I’m being a little tongue in cheek there, and a high enough level of generality you can reduce any film to that sort of punch list, but there’s not really a sense of cause and effect here, or choices early in the film that motivate events that come later. Maybe that’s inevitable in a creature feature, where it’s the monsters who are making choices and the survivors have to react to them. Even so, too often Mimic plays like a bundle of random occurrences rather than a complete story.

The one exception to that rule is the central choice at the beginning of the film. When we meet our protagonist, Dr. Susan Tyler, she’s successfully stopped a pandemic affecting children throughout New York City by genetically engineering a bug that kills the cockroaches who were carrying the disease. It solves one grievous problem, but through the law of unintended consequences, creates the species of man-sized insects that threaten to literally consume humanity if gone unchecked.

There’s an interesting idea at play there. What happens when an emergency situation requires taking chances with unknown consequences, only to have to face those consequences down the line? Along the way, Mimic also flirts with notions of community and societal ambivalence, contrasting and comparing the way the bugs interact with one another versus the way the human “colony” operates.
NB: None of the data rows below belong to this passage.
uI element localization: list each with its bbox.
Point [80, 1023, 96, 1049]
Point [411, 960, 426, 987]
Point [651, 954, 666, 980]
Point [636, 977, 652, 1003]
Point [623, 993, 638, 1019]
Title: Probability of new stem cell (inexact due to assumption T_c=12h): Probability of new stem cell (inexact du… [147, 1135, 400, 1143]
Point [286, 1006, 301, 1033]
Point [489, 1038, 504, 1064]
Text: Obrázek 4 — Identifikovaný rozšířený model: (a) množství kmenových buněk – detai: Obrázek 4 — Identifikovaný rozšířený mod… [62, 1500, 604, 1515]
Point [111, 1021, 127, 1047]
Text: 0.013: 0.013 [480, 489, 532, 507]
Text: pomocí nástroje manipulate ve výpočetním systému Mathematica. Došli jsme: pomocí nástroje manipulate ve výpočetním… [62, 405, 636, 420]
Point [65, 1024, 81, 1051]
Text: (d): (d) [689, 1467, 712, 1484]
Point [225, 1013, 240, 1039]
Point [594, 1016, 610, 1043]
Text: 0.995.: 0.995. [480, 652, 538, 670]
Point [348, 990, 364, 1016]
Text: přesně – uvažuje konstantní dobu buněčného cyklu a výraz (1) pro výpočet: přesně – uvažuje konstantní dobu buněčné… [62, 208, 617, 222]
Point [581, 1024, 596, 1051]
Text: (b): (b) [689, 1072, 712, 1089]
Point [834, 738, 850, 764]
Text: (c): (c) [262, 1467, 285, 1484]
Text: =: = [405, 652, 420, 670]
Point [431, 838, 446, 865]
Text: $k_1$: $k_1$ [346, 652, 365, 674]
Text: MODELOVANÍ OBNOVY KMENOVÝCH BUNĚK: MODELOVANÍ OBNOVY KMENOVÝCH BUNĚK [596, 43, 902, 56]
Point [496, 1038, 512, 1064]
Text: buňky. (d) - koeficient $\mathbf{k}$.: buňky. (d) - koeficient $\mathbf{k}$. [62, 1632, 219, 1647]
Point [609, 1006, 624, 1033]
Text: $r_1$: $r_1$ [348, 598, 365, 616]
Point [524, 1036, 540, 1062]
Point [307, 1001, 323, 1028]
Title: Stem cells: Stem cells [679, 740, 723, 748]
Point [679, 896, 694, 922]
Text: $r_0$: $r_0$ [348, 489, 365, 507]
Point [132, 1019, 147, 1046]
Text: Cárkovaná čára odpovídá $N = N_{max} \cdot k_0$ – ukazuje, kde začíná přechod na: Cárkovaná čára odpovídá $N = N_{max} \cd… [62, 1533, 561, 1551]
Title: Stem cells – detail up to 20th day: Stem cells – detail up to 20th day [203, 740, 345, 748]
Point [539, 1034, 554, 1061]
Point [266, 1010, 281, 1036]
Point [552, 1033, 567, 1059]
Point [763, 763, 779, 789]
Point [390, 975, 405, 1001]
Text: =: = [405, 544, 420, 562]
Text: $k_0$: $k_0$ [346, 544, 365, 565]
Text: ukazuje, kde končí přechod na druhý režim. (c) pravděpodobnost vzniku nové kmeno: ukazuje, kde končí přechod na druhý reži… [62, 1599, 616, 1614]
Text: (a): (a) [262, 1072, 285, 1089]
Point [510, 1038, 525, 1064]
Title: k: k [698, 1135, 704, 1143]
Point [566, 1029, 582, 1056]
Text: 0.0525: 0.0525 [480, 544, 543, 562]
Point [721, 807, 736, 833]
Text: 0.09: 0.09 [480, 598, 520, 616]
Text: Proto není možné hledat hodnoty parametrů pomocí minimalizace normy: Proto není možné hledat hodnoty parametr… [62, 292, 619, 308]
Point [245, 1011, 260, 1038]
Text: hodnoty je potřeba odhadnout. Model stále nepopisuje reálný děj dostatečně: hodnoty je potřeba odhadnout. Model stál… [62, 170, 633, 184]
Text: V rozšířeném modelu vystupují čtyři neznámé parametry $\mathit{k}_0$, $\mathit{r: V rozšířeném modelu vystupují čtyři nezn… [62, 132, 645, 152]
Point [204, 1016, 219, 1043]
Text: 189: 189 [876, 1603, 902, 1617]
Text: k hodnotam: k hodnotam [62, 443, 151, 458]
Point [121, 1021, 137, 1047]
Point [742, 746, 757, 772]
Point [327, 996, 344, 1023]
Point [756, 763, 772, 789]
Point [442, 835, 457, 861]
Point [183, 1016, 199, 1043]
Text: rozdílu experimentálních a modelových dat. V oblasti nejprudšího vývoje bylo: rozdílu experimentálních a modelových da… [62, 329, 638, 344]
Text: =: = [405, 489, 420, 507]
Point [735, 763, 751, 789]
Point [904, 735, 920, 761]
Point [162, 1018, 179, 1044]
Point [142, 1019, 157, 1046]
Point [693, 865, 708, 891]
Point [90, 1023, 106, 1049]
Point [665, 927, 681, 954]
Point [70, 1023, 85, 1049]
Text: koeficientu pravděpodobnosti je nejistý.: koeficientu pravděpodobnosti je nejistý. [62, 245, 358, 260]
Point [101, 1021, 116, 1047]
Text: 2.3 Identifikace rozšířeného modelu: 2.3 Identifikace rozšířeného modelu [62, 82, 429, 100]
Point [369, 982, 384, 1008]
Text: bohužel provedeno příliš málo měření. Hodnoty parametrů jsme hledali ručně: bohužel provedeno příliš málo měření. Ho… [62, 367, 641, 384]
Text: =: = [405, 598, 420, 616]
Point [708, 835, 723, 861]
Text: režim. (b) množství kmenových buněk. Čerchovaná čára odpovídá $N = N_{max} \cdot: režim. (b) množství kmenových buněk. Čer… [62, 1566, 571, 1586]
Our heroes only succeed when they cooperate and look out for one another, in contrast from a certain self-interested and callous “not my problem” attitude that otherwise permeates the city the film depicts.

Unfortunately, these suffer as undeveloped ideas under a waterfall of generic nineties action beats. Mimic has the requisite number of gruesome kills, and shadowy shots of scary critters emerging out of the dark, and scientists who apparently have better train-dodging reflexes that flitting, multi-limbed superbugs. But it doesn’t have much beyond that. It’s a surface-level film, packing too many random threads that go untied and too many random characters who serve no purpose into an ungainly, albeit standard issue dose of studio horror.

That’s not what I hope for when I cue up a film directed and co-written by Guillermo del Toro. There’s not the kind of lived-in relationships, believable emotions, and almost transgressive appreciation for the bizarre and unusual here. In moments, you can see wisps of those things, in the relationship between the shoe-shiner and his young ward, or Leonard’s reactions to the insane happenings around him, or the combined terror and appreciation the scientists have for bugs which have evolved to copy the human form within a twisted biological funhouse mirror.

But so many of these elements are rendered inert by the standard coat of studio paint applied to anything and everything. If I didn’t know going in, I would be almost shocked to learn that this was a del Toro picture, since it plays like the work of a long-suffering studio hired hand. At times, you can see pieces of the incomparable director’s signature style, but too often they’re buried within the expectations for a Miramax picture meant for general audiences. Give me more of the strange and the human, and less of the standard and expected. Thankfully, in the years following Mimic, del Toro would.